TIBCO Looks to Democratize Integration

With the democratization of Integration the number and types of people trying to share date between applications has grown considerably. In addition to developers, everyone from business analysts to power uses is trying to pull together disparate piece of data in order to highlight some greater truth.

At its TUCON 2013 conference last week TIBCO Software unveiled a range of new data integration offerings including a forthcoming Project Austin cloud services that leverage APIs in a way that allows end users to invoke a TIBCO cloud service to integrate data to the release of TIBCO ActiveMatrix BusinessWorks Express, a lighter weight version of TIBCO’s business process integration software that is aimed at developers.

In both cases TIBCO CTO Matt Quinn says there is a need to make integration software more accessible. Project Austin is designed to meet the needs of power users that want to use a simple software-as-a-service (SaaS) application in the cloud to integrate data without any intervention from IT. As such, TIBCO has come up with a series of pre-configured containers leveraging underlying APIs that an end user can simply invoke.

In the case of TIBCO ActiveMatrix BusinessWorks Express the goal is make TIBCO middleware more accessible to small-to-medium (SMB) organizations that only need to leverage a subset of the TIBCO middleware Stack.

Rather than thinking in terms of integration being the province of highly trained specialists, Quinn says we’re entering an era where integration is at the center of everything IT. That means instead of layering integration onto applications the assumption should be that integration in some form of a service is always going to be available.

Quinn says whether that form is in the latest offerings from TIBCO; the company’s API management platform launched earlier this month, the recently unveiled Cloud Bus or enterprise service bus ( ESB) software running on premise depends wholly on the performance attributes and complexity of the applications involved.
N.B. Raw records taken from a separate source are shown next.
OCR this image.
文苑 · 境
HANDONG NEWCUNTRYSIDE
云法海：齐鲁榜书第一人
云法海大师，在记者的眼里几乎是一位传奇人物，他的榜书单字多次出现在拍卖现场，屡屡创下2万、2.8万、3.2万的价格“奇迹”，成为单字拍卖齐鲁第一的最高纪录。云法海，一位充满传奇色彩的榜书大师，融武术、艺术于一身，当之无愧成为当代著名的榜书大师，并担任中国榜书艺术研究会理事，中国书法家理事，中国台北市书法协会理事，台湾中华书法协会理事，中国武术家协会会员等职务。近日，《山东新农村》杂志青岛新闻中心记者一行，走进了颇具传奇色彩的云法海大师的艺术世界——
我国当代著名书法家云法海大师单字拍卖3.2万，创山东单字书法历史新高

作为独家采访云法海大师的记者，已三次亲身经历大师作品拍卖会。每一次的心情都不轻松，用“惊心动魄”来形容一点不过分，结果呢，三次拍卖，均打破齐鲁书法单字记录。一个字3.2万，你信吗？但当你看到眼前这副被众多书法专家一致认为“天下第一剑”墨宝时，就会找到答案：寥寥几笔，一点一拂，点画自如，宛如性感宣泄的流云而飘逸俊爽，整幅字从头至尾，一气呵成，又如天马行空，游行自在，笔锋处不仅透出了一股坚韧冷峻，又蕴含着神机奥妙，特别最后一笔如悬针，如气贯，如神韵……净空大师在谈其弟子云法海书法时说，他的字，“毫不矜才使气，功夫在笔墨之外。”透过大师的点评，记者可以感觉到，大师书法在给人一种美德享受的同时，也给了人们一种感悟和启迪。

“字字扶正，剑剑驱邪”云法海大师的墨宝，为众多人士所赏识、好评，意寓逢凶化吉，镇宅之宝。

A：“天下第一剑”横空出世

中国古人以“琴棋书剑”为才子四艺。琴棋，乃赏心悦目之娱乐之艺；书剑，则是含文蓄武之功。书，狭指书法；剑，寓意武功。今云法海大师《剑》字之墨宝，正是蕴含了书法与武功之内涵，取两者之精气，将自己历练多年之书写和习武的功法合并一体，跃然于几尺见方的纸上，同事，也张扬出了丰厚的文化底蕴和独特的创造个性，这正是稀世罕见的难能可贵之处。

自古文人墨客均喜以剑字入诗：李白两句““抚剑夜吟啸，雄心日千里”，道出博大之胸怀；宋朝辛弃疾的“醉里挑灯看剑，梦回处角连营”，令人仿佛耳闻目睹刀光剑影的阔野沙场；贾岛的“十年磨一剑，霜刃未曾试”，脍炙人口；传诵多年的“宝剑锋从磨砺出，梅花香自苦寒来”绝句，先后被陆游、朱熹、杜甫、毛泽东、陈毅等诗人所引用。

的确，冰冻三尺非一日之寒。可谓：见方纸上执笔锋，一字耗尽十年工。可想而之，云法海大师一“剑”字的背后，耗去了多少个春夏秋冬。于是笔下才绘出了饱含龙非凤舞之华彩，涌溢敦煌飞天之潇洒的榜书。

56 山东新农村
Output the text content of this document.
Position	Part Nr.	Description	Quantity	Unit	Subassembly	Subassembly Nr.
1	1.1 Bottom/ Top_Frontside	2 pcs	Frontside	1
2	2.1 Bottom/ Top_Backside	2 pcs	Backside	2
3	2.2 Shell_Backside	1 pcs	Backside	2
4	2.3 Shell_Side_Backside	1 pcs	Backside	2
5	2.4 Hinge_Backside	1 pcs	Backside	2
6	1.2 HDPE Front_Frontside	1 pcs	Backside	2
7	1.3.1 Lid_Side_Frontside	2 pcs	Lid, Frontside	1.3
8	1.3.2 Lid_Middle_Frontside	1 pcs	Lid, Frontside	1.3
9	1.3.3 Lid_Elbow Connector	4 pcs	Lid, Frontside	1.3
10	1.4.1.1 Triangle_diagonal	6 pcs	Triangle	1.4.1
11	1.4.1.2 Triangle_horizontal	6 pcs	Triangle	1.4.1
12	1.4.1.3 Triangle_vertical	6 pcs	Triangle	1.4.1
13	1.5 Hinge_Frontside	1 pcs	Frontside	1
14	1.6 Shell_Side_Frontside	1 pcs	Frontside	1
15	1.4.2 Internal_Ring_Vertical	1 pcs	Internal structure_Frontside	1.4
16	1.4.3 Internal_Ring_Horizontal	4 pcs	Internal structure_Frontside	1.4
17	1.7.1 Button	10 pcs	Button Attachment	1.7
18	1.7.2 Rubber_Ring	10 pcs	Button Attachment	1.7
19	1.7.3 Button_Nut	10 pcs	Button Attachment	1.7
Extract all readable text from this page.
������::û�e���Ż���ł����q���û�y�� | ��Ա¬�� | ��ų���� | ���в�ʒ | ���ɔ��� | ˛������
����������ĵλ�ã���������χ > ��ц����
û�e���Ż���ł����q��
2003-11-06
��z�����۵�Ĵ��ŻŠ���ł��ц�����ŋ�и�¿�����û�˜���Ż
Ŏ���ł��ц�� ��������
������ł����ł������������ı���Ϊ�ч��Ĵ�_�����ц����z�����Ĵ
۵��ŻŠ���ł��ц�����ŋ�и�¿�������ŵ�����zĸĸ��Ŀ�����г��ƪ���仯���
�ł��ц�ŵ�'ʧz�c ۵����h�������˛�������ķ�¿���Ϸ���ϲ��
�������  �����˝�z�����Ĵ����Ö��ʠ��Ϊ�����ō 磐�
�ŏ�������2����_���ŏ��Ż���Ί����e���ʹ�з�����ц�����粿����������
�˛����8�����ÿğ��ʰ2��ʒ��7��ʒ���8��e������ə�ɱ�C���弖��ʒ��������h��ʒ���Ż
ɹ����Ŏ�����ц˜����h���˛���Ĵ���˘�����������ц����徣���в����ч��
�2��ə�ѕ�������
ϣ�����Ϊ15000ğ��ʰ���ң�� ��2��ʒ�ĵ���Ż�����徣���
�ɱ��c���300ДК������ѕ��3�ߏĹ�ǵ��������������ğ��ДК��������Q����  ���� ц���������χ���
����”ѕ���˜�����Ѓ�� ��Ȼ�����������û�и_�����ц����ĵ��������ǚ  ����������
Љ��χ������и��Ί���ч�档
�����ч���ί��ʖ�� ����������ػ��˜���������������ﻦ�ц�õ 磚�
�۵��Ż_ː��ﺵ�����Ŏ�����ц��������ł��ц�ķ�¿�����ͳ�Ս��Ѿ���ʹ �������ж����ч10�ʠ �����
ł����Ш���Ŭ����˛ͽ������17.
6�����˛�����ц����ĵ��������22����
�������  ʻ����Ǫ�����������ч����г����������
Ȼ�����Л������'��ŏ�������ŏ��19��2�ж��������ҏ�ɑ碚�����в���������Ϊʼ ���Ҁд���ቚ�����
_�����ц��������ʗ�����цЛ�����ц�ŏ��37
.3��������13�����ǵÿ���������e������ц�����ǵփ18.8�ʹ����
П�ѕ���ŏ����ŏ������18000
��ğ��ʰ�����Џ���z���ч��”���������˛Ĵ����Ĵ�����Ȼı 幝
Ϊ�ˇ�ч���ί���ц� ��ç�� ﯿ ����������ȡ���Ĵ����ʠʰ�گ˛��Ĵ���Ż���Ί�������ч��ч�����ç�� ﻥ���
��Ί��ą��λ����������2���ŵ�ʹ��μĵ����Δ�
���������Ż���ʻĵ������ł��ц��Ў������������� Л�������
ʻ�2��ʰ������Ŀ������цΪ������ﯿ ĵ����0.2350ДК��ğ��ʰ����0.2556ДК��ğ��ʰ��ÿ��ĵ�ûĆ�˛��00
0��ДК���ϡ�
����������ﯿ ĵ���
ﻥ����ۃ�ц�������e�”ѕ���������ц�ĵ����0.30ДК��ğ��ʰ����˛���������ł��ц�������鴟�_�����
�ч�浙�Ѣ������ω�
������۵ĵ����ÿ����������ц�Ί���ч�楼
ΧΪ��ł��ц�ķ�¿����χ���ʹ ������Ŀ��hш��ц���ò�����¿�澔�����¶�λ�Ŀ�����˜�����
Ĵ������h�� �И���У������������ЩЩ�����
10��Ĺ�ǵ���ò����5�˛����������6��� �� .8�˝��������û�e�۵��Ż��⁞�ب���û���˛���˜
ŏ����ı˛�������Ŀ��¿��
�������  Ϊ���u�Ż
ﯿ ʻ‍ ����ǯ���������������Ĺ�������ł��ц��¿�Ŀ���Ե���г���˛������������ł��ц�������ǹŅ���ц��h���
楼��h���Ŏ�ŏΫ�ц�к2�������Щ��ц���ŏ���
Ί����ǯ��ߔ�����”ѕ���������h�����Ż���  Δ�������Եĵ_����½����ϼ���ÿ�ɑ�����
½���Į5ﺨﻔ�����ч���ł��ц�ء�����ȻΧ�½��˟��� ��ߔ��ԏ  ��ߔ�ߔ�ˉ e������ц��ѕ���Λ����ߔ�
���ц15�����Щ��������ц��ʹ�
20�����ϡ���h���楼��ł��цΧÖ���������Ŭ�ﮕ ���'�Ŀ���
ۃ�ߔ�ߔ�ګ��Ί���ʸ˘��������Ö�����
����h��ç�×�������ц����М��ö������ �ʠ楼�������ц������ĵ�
In fact, Quinn says the integration approach is just as likely to be dictated by the maturity of the organization as the technology.

What is changing, adds Quinn, is that the complexity surrounding applications has never been greater, we’ve stepped up our game. With the rise of software-as-a-service and Big Data Quinn contends that every business is going to need access to an ESB in one form or another.

After all, regardless of the methodology used, says Quinn, data big or small only really has value when it can be easily shared with something else.